From 4b1005c7e16d29ece8cde637b6ab516595eab067 Mon Sep 17 00:00:00 2001
From: drbh <david.richard.holtz@gmail.com>
Date: Tue, 30 Jul 2024 17:20:40 +0000
Subject: [PATCH] fix: attempt forward on flash attn2 to check hardware support

---
 .../layers/attention/cuda.py                  | 35 +++++++++++++++++++
 1 file changed, 35 insertions(+)

diff --git a/server/text_generation_server/layers/attention/cuda.py b/server/text_generation_server/layers/attention/cuda.py
index c0c4da4d..19ce294b 100644
--- a/server/text_generation_server/layers/attention/cuda.py
+++ b/server/text_generation_server/layers/attention/cuda.py
@@ -173,6 +173,41 @@ def paged_attention(
 try:
     import flash_attn_2_cuda
 
+    # try forwarding to see if it works with all dummy inputs
+    batch_size = 1
+    num_heads = 1
+    head_dim = 1
+    seqlen = 1
+
+    try:
+        flash_attn_2_cuda.varlen_fwd(
+            torch.zeros(batch_size, num_heads, seqlen, head_dim),  # q
+            torch.zeros(batch_size, num_heads, seqlen, head_dim),  # k
+            torch.zeros(batch_size, num_heads, seqlen, head_dim),  # v
+            None,  # out (optional)
+            torch.zeros(batch_size + 1, dtype=torch.int32),  # cu_seqlens_q
+            torch.zeros(batch_size + 1, dtype=torch.int32),  # cu_seqlens_k
+            None,  # alibi_slopes (optional)
+            None,  # q_padded (optional)
+            None,  # k_padded (optional)
+            None,  # v_padded (optional)
+            seqlen,  # max_seqlen_q
+            seqlen,  # max_seqlen_k
+            1.0,  # softmax_scale
+            0.0,  # softmax_lse (default value)

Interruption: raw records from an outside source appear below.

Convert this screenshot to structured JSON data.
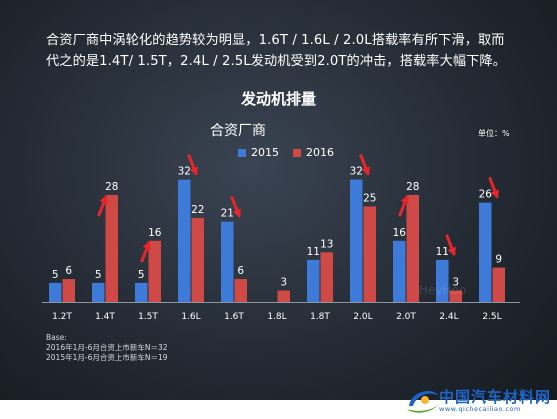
{
  "intro": {
    "line1": "合资厂商中涡轮化的趋势较为明显，1.6T / 1.6L / 2.0L搭载率有所下滑，取而",
    "line2": "代之的是1.4T/ 1.5T，2.4L / 2.5L发动机受到2.0T的冲击，搭载率大幅下降。"
  },
  "colors": {
    "bar_2015": "#3e7bd8",
    "bar_2016": "#cf4a47",
    "arrow": "#e8252a",
    "label": "#ffffff",
    "tick": "#ffffff"
  },
  "chart_data": {
    "type": "bar",
    "title": "发动机排量",
    "subtitle": "合资厂商",
    "unit_note": "单位：%",
    "categories": [
      "1.2T",
      "1.4T",
      "1.5T",
      "1.6L",
      "1.6T",
      "1.8L",
      "1.8T",
      "2.0L",
      "2.0T",
      "2.4L",
      "2.5L"
    ],
    "series": [
      {
        "name": "2015",
        "values": [
          5,
          5,
          5,
          32,
          21,
          null,
          11,
          32,
          16,
          11,
          26
        ]
      },
      {
        "name": "2016",
        "values": [
          6,
          28,
          16,
          22,
          6,
          3,
          13,
          25,
          28,
          3,
          9
        ]
      }
    ],
    "ylim": [
      0,
      34
    ],
    "trend_arrows": [
      {
        "category": "1.4T",
        "direction": "up"
      },
      {
        "category": "1.5T",
        "direction": "up"
      },
      {
        "category": "1.6L",
        "direction": "down"
      },
      {
        "category": "1.6T",
        "direction": "down"
      },
      {
        "category": "2.0L",
        "direction": "down"
      },
      {
        "category": "2.0T",
        "direction": "up"
      },
      {
        "category": "2.4L",
        "direction": "down"
      },
      {
        "category": "2.5L",
        "direction": "down"
      }
    ],
    "legend_position": "top-center",
    "grid": false
  },
  "base": {
    "heading": "Base:",
    "line1": "2016年1月-6月合资上市新车N＝32",
    "line2": "2015年1月-6月合资上市新车N＝19"
  },
  "watermark": "HeyHoo",
  "logo": {
    "name": "中国汽车材料网",
    "url": "www.qichecailiao.com"
  }
}
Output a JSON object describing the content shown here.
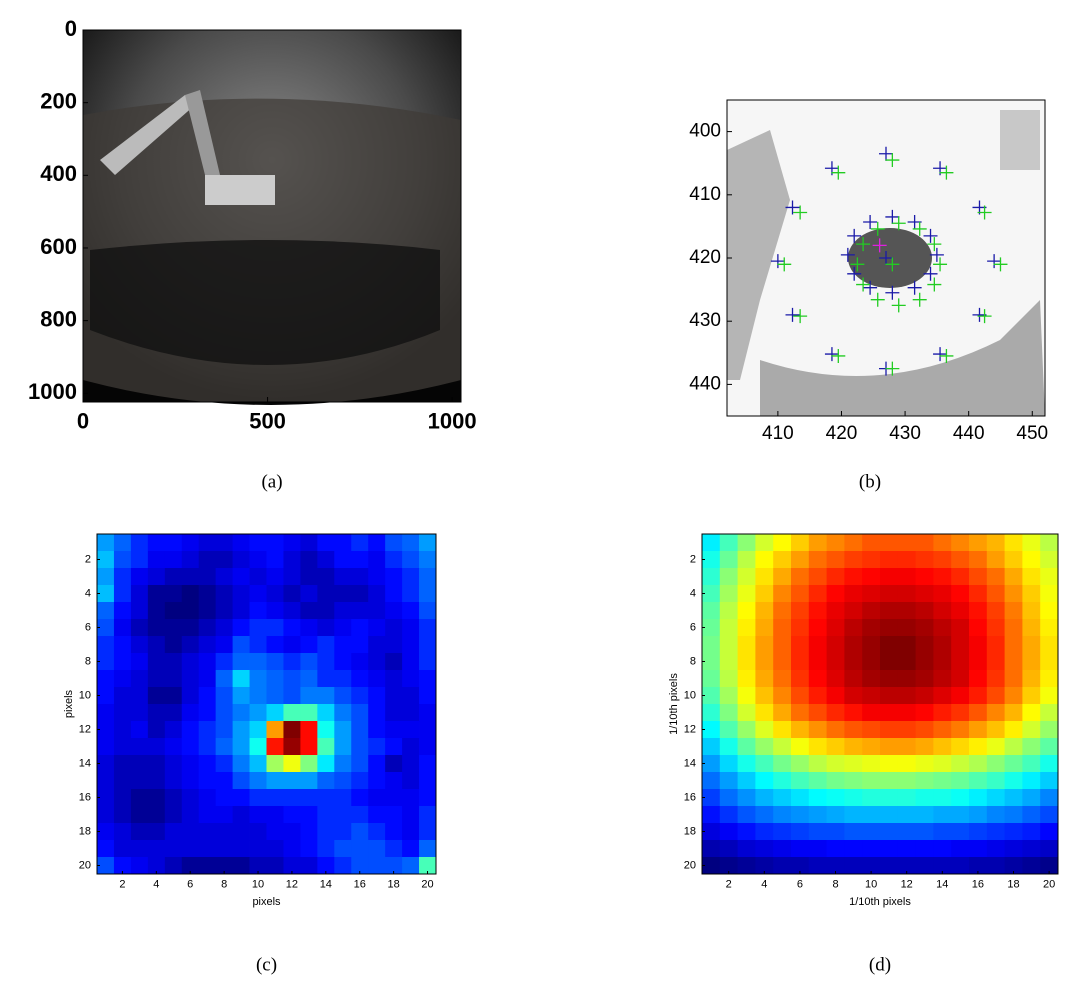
{
  "chart_data": [
    {
      "type": "image",
      "caption": "(a)",
      "xlim": [
        0,
        1024
      ],
      "ylim": [
        1024,
        0
      ],
      "xticks": [
        0,
        500,
        1000
      ],
      "yticks": [
        0,
        200,
        400,
        600,
        800,
        1000
      ]
    },
    {
      "type": "scatter",
      "caption": "(b)",
      "xlim": [
        402,
        452
      ],
      "ylim": [
        445,
        395
      ],
      "xticks": [
        410,
        420,
        430,
        440,
        450
      ],
      "yticks": [
        400,
        410,
        420,
        430,
        440
      ],
      "series": [
        {
          "color": "#1a1aa8",
          "x": [
            444,
            441.7,
            435.5,
            427,
            418.5,
            412.3,
            410,
            412.3,
            418.5,
            427,
            435.5,
            441.7,
            435,
            434,
            431.5,
            428,
            424.5,
            422,
            421,
            422,
            424.5,
            428,
            431.5,
            434,
            427
          ],
          "y": [
            420.5,
            412,
            405.8,
            403.5,
            405.8,
            412,
            420.5,
            429,
            435.2,
            437.5,
            435.2,
            429,
            419.5,
            416.5,
            414.3,
            413.5,
            414.3,
            416.5,
            419.5,
            422.5,
            424.7,
            425.5,
            424.7,
            422.5,
            420
          ]
        },
        {
          "color": "#22cc22",
          "x": [
            445,
            442.5,
            436.5,
            428,
            419.5,
            413.5,
            411,
            413.5,
            419.5,
            428,
            436.5,
            442.5,
            435.5,
            434.6,
            432.3,
            429,
            425.7,
            423.4,
            422.5,
            423.4,
            425.7,
            429,
            432.3,
            434.6,
            428
          ],
          "y": [
            421,
            412.8,
            406.5,
            404.5,
            406.5,
            412.8,
            421,
            429.2,
            435.5,
            437.5,
            435.5,
            429.2,
            421,
            417.8,
            415.4,
            414.5,
            415.4,
            417.8,
            421,
            424.2,
            426.6,
            427.5,
            426.6,
            424.2,
            421
          ]
        },
        {
          "color": "#e020e0",
          "x": [
            426
          ],
          "y": [
            418
          ]
        }
      ]
    },
    {
      "type": "heatmap",
      "caption": "(c)",
      "xlabel": "pixels",
      "ylabel": "pixels",
      "xlim": [
        0.5,
        20.5
      ],
      "ylim": [
        20.5,
        0.5
      ],
      "xticks": [
        2,
        4,
        6,
        8,
        10,
        12,
        14,
        16,
        18,
        20
      ],
      "yticks": [
        2,
        4,
        6,
        8,
        10,
        12,
        14,
        16,
        18,
        20
      ],
      "z": [
        [
          35,
          30,
          25,
          22,
          22,
          20,
          18,
          18,
          20,
          22,
          22,
          20,
          18,
          22,
          22,
          25,
          22,
          28,
          30,
          35
        ],
        [
          38,
          28,
          25,
          20,
          20,
          18,
          15,
          15,
          18,
          20,
          22,
          18,
          15,
          18,
          22,
          22,
          20,
          25,
          28,
          32
        ],
        [
          35,
          25,
          20,
          18,
          15,
          15,
          15,
          18,
          20,
          18,
          20,
          18,
          15,
          15,
          18,
          18,
          20,
          22,
          25,
          30
        ],
        [
          38,
          25,
          18,
          12,
          12,
          10,
          12,
          15,
          18,
          20,
          18,
          15,
          18,
          15,
          15,
          15,
          18,
          22,
          25,
          30
        ],
        [
          30,
          22,
          18,
          12,
          10,
          10,
          12,
          15,
          18,
          22,
          20,
          18,
          15,
          15,
          18,
          18,
          18,
          20,
          22,
          28
        ],
        [
          28,
          20,
          15,
          12,
          12,
          12,
          15,
          18,
          22,
          25,
          25,
          22,
          20,
          18,
          20,
          22,
          20,
          18,
          20,
          25
        ],
        [
          25,
          22,
          18,
          15,
          12,
          15,
          18,
          20,
          28,
          25,
          22,
          20,
          22,
          25,
          22,
          22,
          18,
          18,
          20,
          25
        ],
        [
          25,
          22,
          20,
          15,
          15,
          18,
          20,
          25,
          30,
          30,
          28,
          25,
          28,
          25,
          22,
          20,
          18,
          15,
          20,
          25
        ],
        [
          22,
          20,
          18,
          15,
          15,
          18,
          20,
          30,
          40,
          32,
          30,
          28,
          30,
          25,
          25,
          22,
          20,
          18,
          20,
          22
        ],
        [
          22,
          18,
          18,
          12,
          12,
          18,
          22,
          28,
          35,
          32,
          30,
          28,
          32,
          32,
          28,
          25,
          22,
          18,
          18,
          22
        ],
        [
          20,
          18,
          18,
          15,
          15,
          20,
          22,
          28,
          32,
          35,
          40,
          50,
          50,
          40,
          32,
          28,
          22,
          18,
          18,
          20
        ],
        [
          20,
          18,
          20,
          15,
          18,
          22,
          25,
          28,
          35,
          40,
          75,
          100,
          88,
          45,
          35,
          28,
          22,
          20,
          20,
          20
        ],
        [
          20,
          18,
          18,
          18,
          20,
          22,
          25,
          30,
          35,
          45,
          87,
          98,
          88,
          50,
          35,
          28,
          25,
          22,
          18,
          20
        ],
        [
          18,
          15,
          15,
          15,
          18,
          20,
          22,
          25,
          32,
          38,
          58,
          65,
          55,
          42,
          32,
          28,
          22,
          15,
          18,
          22
        ],
        [
          18,
          15,
          15,
          15,
          18,
          20,
          22,
          22,
          28,
          32,
          35,
          35,
          35,
          30,
          28,
          25,
          22,
          20,
          18,
          22
        ],
        [
          18,
          15,
          12,
          12,
          15,
          18,
          20,
          22,
          22,
          25,
          25,
          25,
          25,
          25,
          25,
          22,
          20,
          20,
          20,
          22
        ],
        [
          18,
          15,
          12,
          12,
          15,
          18,
          20,
          20,
          18,
          20,
          20,
          22,
          22,
          25,
          25,
          25,
          22,
          22,
          20,
          25
        ],
        [
          20,
          18,
          15,
          15,
          18,
          18,
          18,
          18,
          18,
          18,
          20,
          20,
          22,
          25,
          25,
          28,
          25,
          22,
          20,
          25
        ],
        [
          22,
          18,
          18,
          18,
          18,
          18,
          18,
          18,
          18,
          18,
          18,
          20,
          22,
          25,
          28,
          28,
          28,
          25,
          22,
          30
        ],
        [
          28,
          22,
          20,
          18,
          15,
          12,
          12,
          12,
          12,
          15,
          15,
          18,
          18,
          22,
          25,
          28,
          28,
          28,
          30,
          50
        ]
      ]
    },
    {
      "type": "heatmap",
      "caption": "(d)",
      "xlabel": "1/10th pixels",
      "ylabel": "1/10th pixels",
      "xlim": [
        0.5,
        20.5
      ],
      "ylim": [
        20.5,
        0.5
      ],
      "xticks": [
        2,
        4,
        6,
        8,
        10,
        12,
        14,
        16,
        18,
        20
      ],
      "yticks": [
        2,
        4,
        6,
        8,
        10,
        12,
        14,
        16,
        18,
        20
      ],
      "z": [
        [
          45,
          52,
          58,
          64,
          68,
          72,
          76,
          78,
          80,
          82,
          82,
          82,
          82,
          80,
          78,
          76,
          74,
          70,
          66,
          62
        ],
        [
          48,
          55,
          62,
          68,
          72,
          76,
          80,
          82,
          84,
          85,
          86,
          86,
          85,
          84,
          82,
          80,
          76,
          72,
          68,
          64
        ],
        [
          50,
          58,
          64,
          70,
          75,
          80,
          83,
          86,
          88,
          89,
          90,
          90,
          89,
          88,
          86,
          83,
          80,
          75,
          70,
          66
        ],
        [
          52,
          60,
          66,
          72,
          78,
          82,
          86,
          89,
          91,
          92,
          93,
          93,
          92,
          91,
          89,
          86,
          82,
          77,
          72,
          67
        ],
        [
          54,
          62,
          68,
          74,
          80,
          84,
          88,
          91,
          93,
          95,
          96,
          96,
          95,
          93,
          91,
          88,
          84,
          79,
          73,
          68
        ],
        [
          55,
          63,
          69,
          75,
          81,
          85,
          89,
          92,
          95,
          97,
          98,
          98,
          97,
          95,
          93,
          89,
          85,
          80,
          74,
          69
        ],
        [
          56,
          63,
          70,
          76,
          81,
          86,
          90,
          93,
          96,
          98,
          100,
          100,
          98,
          96,
          93,
          90,
          86,
          80,
          75,
          70
        ],
        [
          56,
          63,
          70,
          76,
          81,
          86,
          90,
          93,
          96,
          98,
          100,
          100,
          98,
          96,
          93,
          90,
          86,
          80,
          75,
          70
        ],
        [
          55,
          62,
          69,
          75,
          80,
          85,
          89,
          92,
          95,
          97,
          98,
          98,
          97,
          95,
          93,
          89,
          85,
          80,
          74,
          69
        ],
        [
          53,
          60,
          67,
          73,
          78,
          83,
          87,
          90,
          93,
          94,
          95,
          95,
          94,
          92,
          90,
          87,
          83,
          78,
          72,
          67
        ],
        [
          50,
          57,
          64,
          70,
          75,
          80,
          83,
          86,
          88,
          90,
          90,
          90,
          89,
          87,
          85,
          82,
          78,
          74,
          68,
          63
        ],
        [
          46,
          53,
          59,
          65,
          70,
          74,
          77,
          80,
          82,
          83,
          84,
          84,
          83,
          81,
          79,
          76,
          73,
          69,
          64,
          59
        ],
        [
          42,
          48,
          54,
          59,
          63,
          67,
          70,
          72,
          74,
          75,
          76,
          76,
          75,
          73,
          71,
          69,
          66,
          62,
          58,
          54
        ],
        [
          38,
          43,
          48,
          52,
          56,
          59,
          62,
          64,
          65,
          66,
          67,
          67,
          66,
          65,
          63,
          61,
          58,
          55,
          52,
          48
        ],
        [
          34,
          38,
          42,
          46,
          49,
          52,
          54,
          56,
          57,
          58,
          58,
          58,
          57,
          56,
          55,
          53,
          51,
          48,
          45,
          42
        ],
        [
          30,
          34,
          37,
          40,
          42,
          44,
          46,
          47,
          48,
          49,
          49,
          49,
          48,
          48,
          47,
          45,
          43,
          41,
          39,
          36
        ],
        [
          26,
          29,
          32,
          34,
          36,
          37,
          38,
          39,
          40,
          40,
          40,
          40,
          40,
          39,
          39,
          38,
          36,
          35,
          33,
          31
        ],
        [
          22,
          24,
          26,
          28,
          29,
          30,
          31,
          31,
          32,
          32,
          32,
          32,
          32,
          31,
          31,
          30,
          29,
          28,
          27,
          25
        ],
        [
          18,
          19,
          21,
          22,
          23,
          24,
          24,
          25,
          25,
          25,
          25,
          25,
          25,
          25,
          24,
          24,
          23,
          22,
          21,
          20
        ],
        [
          14,
          15,
          16,
          17,
          18,
          18,
          19,
          19,
          19,
          19,
          19,
          19,
          19,
          19,
          19,
          18,
          18,
          17,
          16,
          15
        ]
      ]
    }
  ]
}
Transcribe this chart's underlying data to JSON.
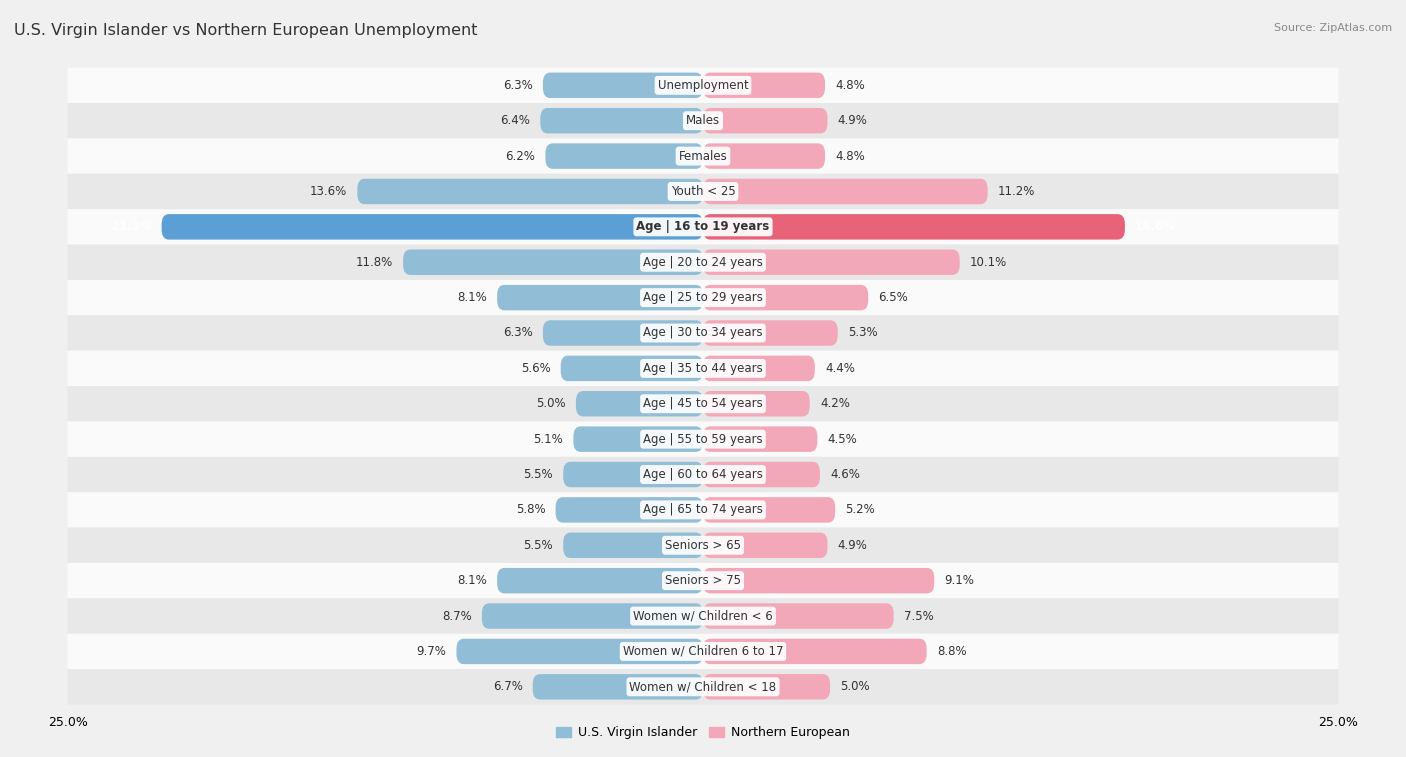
{
  "title": "U.S. Virgin Islander vs Northern European Unemployment",
  "source": "Source: ZipAtlas.com",
  "categories": [
    "Unemployment",
    "Males",
    "Females",
    "Youth < 25",
    "Age | 16 to 19 years",
    "Age | 20 to 24 years",
    "Age | 25 to 29 years",
    "Age | 30 to 34 years",
    "Age | 35 to 44 years",
    "Age | 45 to 54 years",
    "Age | 55 to 59 years",
    "Age | 60 to 64 years",
    "Age | 65 to 74 years",
    "Seniors > 65",
    "Seniors > 75",
    "Women w/ Children < 6",
    "Women w/ Children 6 to 17",
    "Women w/ Children < 18"
  ],
  "left_values": [
    6.3,
    6.4,
    6.2,
    13.6,
    21.3,
    11.8,
    8.1,
    6.3,
    5.6,
    5.0,
    5.1,
    5.5,
    5.8,
    5.5,
    8.1,
    8.7,
    9.7,
    6.7
  ],
  "right_values": [
    4.8,
    4.9,
    4.8,
    11.2,
    16.6,
    10.1,
    6.5,
    5.3,
    4.4,
    4.2,
    4.5,
    4.6,
    5.2,
    4.9,
    9.1,
    7.5,
    8.8,
    5.0
  ],
  "left_color": "#92BDD6",
  "right_color": "#F2A8B8",
  "left_highlight_color": "#5B9FD4",
  "right_highlight_color": "#E8637A",
  "highlight_index": 4,
  "left_label": "U.S. Virgin Islander",
  "right_label": "Northern European",
  "axis_max": 25.0,
  "background_color": "#f0f0f0",
  "row_even_color": "#fafafa",
  "row_odd_color": "#e8e8e8",
  "title_fontsize": 11.5,
  "label_fontsize": 8.5,
  "value_fontsize": 8.5
}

+            False,  # is_causal
+            True,  # return_softmax
+            -1,  # window_size_left
+            -1,  # window_size_right
+            0.0,  # softmax_softcap
+            False,  # deterministic
+            None,  # rng_state (optional)
+        )
+    except RuntimeError as e:
+        raise ImportError(
+            "Flash Attention V2 is not supported on this machine. " f"Error: {e}"
+        ) from e
+
     V2 = True
 except ImportError:
     try: